CDH 6 includes Apache Kafka as part of the core package. The documentation includes improved contents for how to set up, install, and administer your Kafka ecosystem. For more information, see the Cloudera Enterprise 6.0.x Apache Kafka Guide. We look forward to your feedback on both the existing and new documentation.
Migrating from Apache Kafka to CDK Powered By Apache Kafka
Minimum Required Role: Cluster Administrator (also provided by Full Administrator)
This topic describes the required steps to migrate an existing Apache Kafka instance to CDK Powered By Apache Kafka.
- You are migrating to a Kafka cluster managed by Cloudera Manager.
- You can plan a maintenance window for your migration.
- You are migrating from a compatible release version, as shown in the table below:
|From Apache Kafka||To CDK Powered By Apache Kafka|
Steps for Migrating from Apache Kafka to Cloudera Distribution of Apache Kafka
Cloudera recommends the following migration procedure. You must migrate brokers first, and then clients.
Before You Begin
- Shut down all existing producers, consumers, MirrorMaker instances, and Kafka brokers.
- If not already installed, install Cloudera Manager. See Installing Cloudera Manager, CDH, and Managed Services.
- Add the CDH and Kafka parcels at installation time.
- Do not add any services yet. Skip the install page by clicking the Cloudera Manager icon in the top navigation bar.
Step 1. Migrating ZookeeperKafka stores its metadata in ZooKeeper. When migrating to Cloudera Distribution of Kafka, you must also migrate your ZooKeeper instance to the supported version included with CDH.
- Shut down your existing ZooKeeper cluster.
- Back up your dataDir and dataLogDir by copying them to another location or machine.
- Add the ZooKeeper service to the cluster where you will run Cloudera Kafka. See Adding a Service.
- Add the ZooKeeper role to all machines that were running ZooKeeper.
- Set any custom configuration from your old zoo.cfg file in Cloudera Manager.
- Make sure dataDir and dataLogDir match your old configuration. This is important because this is where all your data is stored.
- Make sure the zookeeper user owns the files in the dataDir and dataLogDir. For example:
ex: chown -R zookeeper /var/lib/zookeeper
- Start the new ZooKeeper service.
- Use the zookeeper-client CLI to validate that data exists. You should see nodes such as brokers, consumers,
and configs. You might need to adjust your chroot. For example:
zookeeper-client -server hostname:port ls /
Step 2. Migrating Kafka Brokers
All producers, consumers, and Kafka brokers should still be shut down.
- Back up your log.dirs from the old broker machines by copying them to another location or machine.
- Add the Kafka service to the cluster where you migrated ZooKeeper.

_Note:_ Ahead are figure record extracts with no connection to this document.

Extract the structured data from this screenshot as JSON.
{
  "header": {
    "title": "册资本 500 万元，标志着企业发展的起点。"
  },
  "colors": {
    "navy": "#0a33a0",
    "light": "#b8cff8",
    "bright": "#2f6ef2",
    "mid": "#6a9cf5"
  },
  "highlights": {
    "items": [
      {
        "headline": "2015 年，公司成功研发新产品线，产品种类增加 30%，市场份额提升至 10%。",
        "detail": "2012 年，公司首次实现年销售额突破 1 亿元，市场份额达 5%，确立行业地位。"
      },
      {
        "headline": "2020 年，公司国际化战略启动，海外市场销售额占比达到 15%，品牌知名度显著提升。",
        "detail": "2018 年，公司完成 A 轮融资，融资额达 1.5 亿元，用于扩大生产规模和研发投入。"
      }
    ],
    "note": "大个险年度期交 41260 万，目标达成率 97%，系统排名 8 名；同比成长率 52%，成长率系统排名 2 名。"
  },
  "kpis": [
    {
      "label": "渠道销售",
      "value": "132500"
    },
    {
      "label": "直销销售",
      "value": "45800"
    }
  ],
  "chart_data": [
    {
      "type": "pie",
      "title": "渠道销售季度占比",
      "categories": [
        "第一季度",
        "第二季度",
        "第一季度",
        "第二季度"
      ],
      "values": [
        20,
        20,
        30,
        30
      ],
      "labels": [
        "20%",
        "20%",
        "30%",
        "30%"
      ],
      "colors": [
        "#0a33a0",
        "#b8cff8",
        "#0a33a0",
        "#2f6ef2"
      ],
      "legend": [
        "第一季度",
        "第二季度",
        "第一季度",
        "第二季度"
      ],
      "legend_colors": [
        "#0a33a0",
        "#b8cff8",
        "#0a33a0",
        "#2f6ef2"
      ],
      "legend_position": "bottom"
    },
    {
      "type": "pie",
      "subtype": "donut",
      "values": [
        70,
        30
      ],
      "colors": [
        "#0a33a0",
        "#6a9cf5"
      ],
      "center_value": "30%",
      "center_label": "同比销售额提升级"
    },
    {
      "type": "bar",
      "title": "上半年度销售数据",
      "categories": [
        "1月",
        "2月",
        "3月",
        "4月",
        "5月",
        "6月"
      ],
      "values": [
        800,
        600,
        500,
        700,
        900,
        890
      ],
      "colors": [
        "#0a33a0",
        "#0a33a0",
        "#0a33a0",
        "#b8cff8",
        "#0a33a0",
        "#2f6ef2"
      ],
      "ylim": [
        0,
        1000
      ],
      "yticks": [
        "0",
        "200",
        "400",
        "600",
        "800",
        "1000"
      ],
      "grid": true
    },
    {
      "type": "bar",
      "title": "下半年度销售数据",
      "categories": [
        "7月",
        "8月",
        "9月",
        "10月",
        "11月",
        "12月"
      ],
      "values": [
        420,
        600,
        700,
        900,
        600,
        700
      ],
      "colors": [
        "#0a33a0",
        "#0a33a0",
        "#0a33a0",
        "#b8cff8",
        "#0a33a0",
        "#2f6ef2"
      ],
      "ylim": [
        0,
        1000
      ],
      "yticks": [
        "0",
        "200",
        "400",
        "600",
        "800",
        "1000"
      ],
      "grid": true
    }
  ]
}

See Adding a Service.
- Add the broker role to all machines that were running brokers.
- Make sure the kafka user owns the log.dirs files. For example:
chown -R kafka /var/local/Kafka/data
- Set any custom configuration from your old server.properties file in Cloudera Manager.
- Make sure to override the broker.id on each node to match the configured value in your old configurations. If these values do not match, Kafka treats your brokers as new brokers and not your existing ones.
- Make sure log.dirs and zookeeper.chroot match your old configuration. All of your data and state information is stored here.
- Start the Kafka brokers using Cloudera Manager.
Step 3. Migrating MirrorMakerThese are the steps for migrating the MirrorMaker role. To avoid compatibility issues, migrate downstream clusters first.
- Add the MirrorMaker role to all machines that were running MirrorMaker before.
- Set any custom configuration from your old producer.properties and consumer.properties files in Cloudera Manager.
- Start the MirrorMaker instances using Cloudera Manager.
Step 4. Migrating Kafka Clients
Although Kafka might function with your existing clients, you must also upgrade all of your producers and consumers to have all Cloudera patches and bug fixes, and to have a fully supported system.
Migration requires that you change your Kafka dependencies from the Apache versions to the Cloudera versions, recompile your classes, and redeploy them. Use the Maven repository locations as described in Maven Artifacts for CDK Powered By Apache Kafka.